For 19 years, every spring, summer and fall Bennie has joined in with the outside birds, greeting each morning with his personal song of whistles, squeaks, chirps and grunts. That continued to his last day, as did his kisses on my nose and lips. And then on the evening of Good Friday, at bedtime I unexpectedly found Bennie hunched over, clutching his swing tightly, eyes squeezed shut and wings dragging. I held his bedtime peanut to him and pressed it into his beak. Where just the night before he had eaten his peanut with gusto, this night he held onto it weakly for just a moment...and then let it drop. I picked him up -- even in his weakened state he trusted me enough to release the swing and cling to my finger. And then I got my finger out from his grasp and he clutched my sweater when I held him to my chest. I  laid down in my bed holding him gently against my chest, warming him under one hand. At one point he lifted his head slightly and rested his beak on my finger. We laid together for 2 hours while I told him how much I loved him. He never opened his eyes again. At the end, he began whimpering with each breath. I whispered to him that it was ok to let go, to just let go. And as soon as I said that, he did.

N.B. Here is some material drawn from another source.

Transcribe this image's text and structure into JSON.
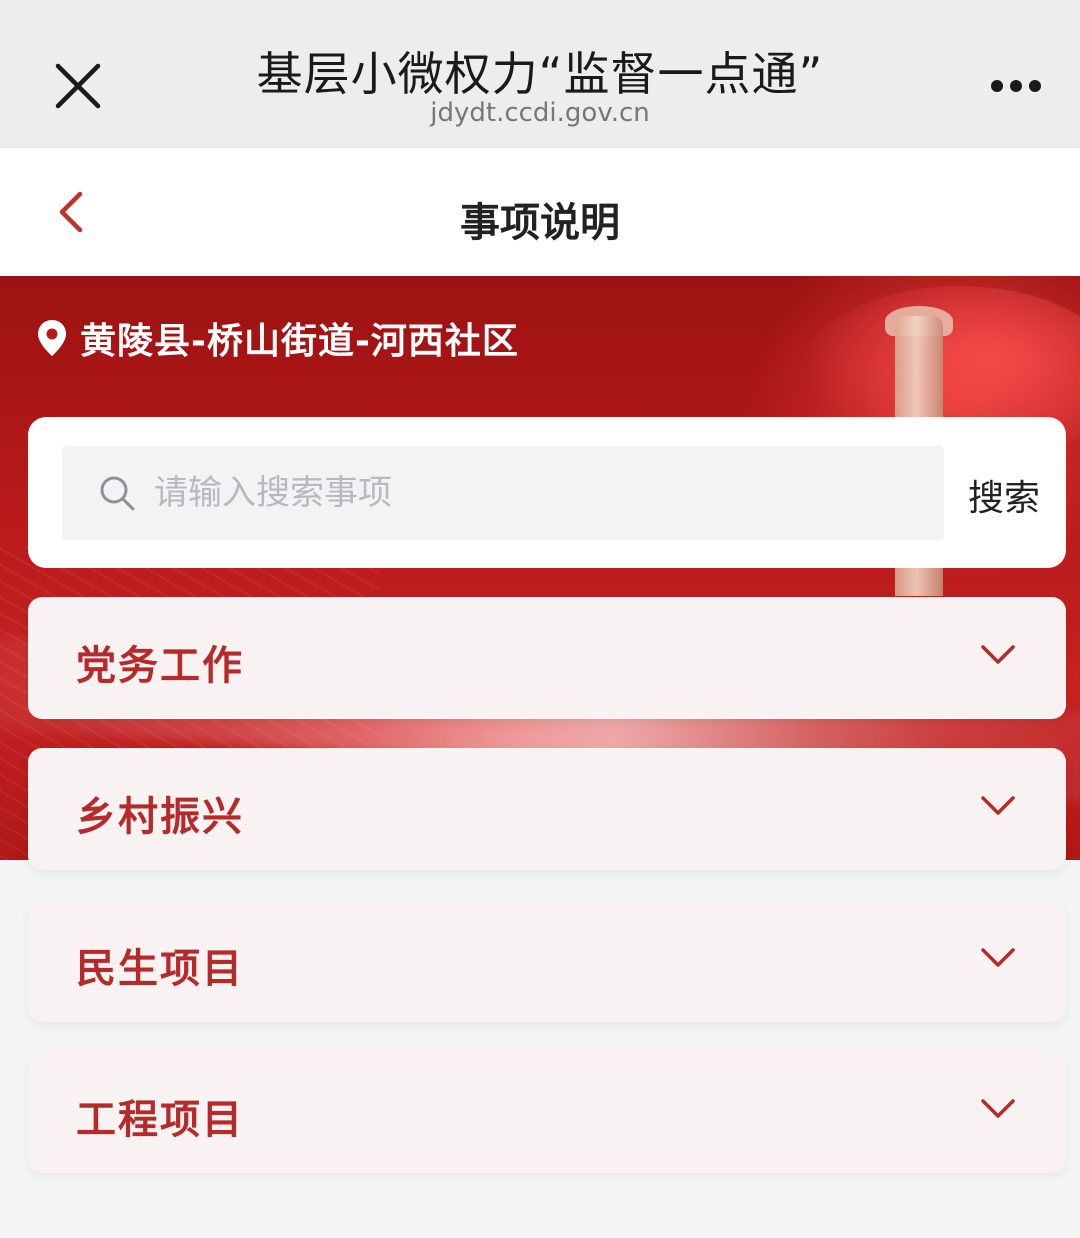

Behind my house the grass yard goes just 15 feet or so before dropping off a wooded hillside. At the edge of the woods lies the remains of a terraced garden. On the slope above the stone wall is a rectangle of daffodils and crocuses. The crocuses were just finishing the bloom and the daffodils had just bloomed the weekend before Bennie died. He now lies in the center of the rectangle with a special rock that once marked the top of my  perennial labyrinth garden now marking his grave.

Godspeed my beautiful Benedicite. You were a true blessing in my life. I listen to the birds in the early morning now and I still hear your voice. Rest in peace.